Le regole imposte dal clan Fabbrocino agli ex esponenti della Nco di Raffaele Cutolo
di Giancarlo Tommasone
La guerra di camorra che i Fabbrocino, esponenti di primo piano del cartello della Nuova famiglia, avevano combattuto contro i cutoliani, era passata ormai da tempo. Però, ancora nel 2009, i boss del sodalizio criminale di San Giuseppe Vesuviano tenevano a far rispettare le «regole». In una informativa di polizia giudiziaria, è annotato: «Il clan Fabbrocino ha instaurato con gli esponenti della ormai disciolta Nco, già capeggiata da Raffaele Cutolo, una sorta di patto di non belligeranza, in forza del quale questi ultimi (gli ex cutoliani) hanno facoltà di proseguire nella conduzione dei loro illeciti traffici (l’espressione adoperata dagli interlocutori è “fare ancora il mestiere”) a condizione che operino in un ambito territoriale ben delimitato, e con l’obbligo, in ogni caso, di “dare conto sopra a tutto coso” (relativamente a ogni movimento)».

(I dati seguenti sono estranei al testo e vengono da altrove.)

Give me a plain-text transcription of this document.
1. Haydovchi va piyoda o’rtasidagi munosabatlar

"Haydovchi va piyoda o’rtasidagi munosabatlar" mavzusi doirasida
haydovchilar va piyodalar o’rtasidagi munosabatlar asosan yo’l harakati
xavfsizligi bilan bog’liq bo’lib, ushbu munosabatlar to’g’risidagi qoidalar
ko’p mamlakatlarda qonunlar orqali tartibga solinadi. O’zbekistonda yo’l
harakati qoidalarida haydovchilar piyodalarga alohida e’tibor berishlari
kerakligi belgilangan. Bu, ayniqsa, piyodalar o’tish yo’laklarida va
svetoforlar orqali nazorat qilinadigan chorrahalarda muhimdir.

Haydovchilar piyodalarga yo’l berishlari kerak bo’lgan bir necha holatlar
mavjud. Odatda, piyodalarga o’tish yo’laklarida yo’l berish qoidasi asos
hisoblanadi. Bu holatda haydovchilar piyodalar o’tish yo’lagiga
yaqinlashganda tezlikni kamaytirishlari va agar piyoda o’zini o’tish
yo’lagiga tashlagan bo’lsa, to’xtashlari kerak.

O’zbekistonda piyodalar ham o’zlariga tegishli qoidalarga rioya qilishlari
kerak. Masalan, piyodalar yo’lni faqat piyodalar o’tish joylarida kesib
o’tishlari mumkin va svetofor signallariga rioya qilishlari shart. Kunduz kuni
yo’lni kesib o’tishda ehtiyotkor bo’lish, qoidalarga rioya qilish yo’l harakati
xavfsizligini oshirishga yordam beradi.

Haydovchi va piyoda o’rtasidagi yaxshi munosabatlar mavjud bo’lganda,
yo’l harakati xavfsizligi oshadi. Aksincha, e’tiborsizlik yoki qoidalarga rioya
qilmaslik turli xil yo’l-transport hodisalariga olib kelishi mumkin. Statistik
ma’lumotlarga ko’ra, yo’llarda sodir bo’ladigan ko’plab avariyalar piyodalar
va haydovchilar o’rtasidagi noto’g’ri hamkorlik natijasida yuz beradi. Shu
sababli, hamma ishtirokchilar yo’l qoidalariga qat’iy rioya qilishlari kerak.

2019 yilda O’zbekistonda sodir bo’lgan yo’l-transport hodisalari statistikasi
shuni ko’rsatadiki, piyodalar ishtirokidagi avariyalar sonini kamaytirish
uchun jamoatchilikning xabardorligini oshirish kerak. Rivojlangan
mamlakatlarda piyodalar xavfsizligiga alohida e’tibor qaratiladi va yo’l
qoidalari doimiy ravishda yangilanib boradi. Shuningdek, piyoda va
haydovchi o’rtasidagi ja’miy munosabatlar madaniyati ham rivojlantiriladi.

Il patto di non belligeranza tra il clan Fabbrocino
e i componenti della disciolta Nuova camorra organizzata
Illuminante, al riguardo – sottolineano gli inquirenti – alcune intercettazioni di un boss dei Fabbrocino. Il contenuto delle conversazioni captate, attesta che la storica contrapposizione tra ex-cutoliani e non cutoliani – tra questi ultimi, è bene ricordarlo, va annoverato il capoclan Mario Fabbrocino, deceduto nell’aprile del 2019 – non è per niente sopita. Tanto è vero che tale Peppe ’o pazzo (fedelissimo di Raffaele Cutolo) è costretto dalle circostanze «a vivere letteralmente ‘murato’ in casa; tuttavia al cutoliano, è stato riconosciuto un limitato margine di operatività».
Le regole da rispettare
per continuare a «lavorare»
«La circostanza che le potenzialità mafiose degli ex cutoliani siano, nell’area territoriale in questione, condizionate e in una certa misura subordinate al placet del clan Fabbrocino, rende evidente la capacità di tale sodalizio di controllare il territorio», è riportato nell’informativa.
L’approfondimento / Il cutoliano che rimase 20
anni barricato in casa per paura di essere ucciso
Tornando all’emblematica figura di Peppe ’o pazzo, secondo la descrizione che ne fanno (intercettati) affiliati ai Fabbrocino, l’ex componente della Nco, vivrebbe «murato in casa da 20 anni, per paura di essere ucciso durante un agguato». Per entrare a casa del pazzo, afferma un boss mentre discute con i sodali, «bisogna oltrepassare due solidi portoni che sono sempre tenuti serrati e che vengono aperti solo a persone note. Inoltre la camera da letto di Peppe è protetta da una porta in ferro massiccio ed anche le finestre sono dello stesso materiale».
In altri termini, sintetizza il malavitoso, «la camera da letto del fedelissimo di Cutolo, ha le sembianze di un caveau bancario». A Peppe ’o pazzo, il clan Fabbrocino aveva dato il permesso di effettuare delle estorsioni, che lui mandava a riscuotere da un familiare. Il permesso – si evince dalle intercettazioni – è valido purché gli illeciti vengano commessi in una zona delimitata, e gli autori diano sempre conto ai Fabbrocino delle loro azioni. «Giovanotto, dillo a Peppe, che se fa questa zona, sta in grazia di Dio… però deve dare conto sopra a tutto», raccomanda un camorrista dei Fabbrocino a un familiare del pazzo.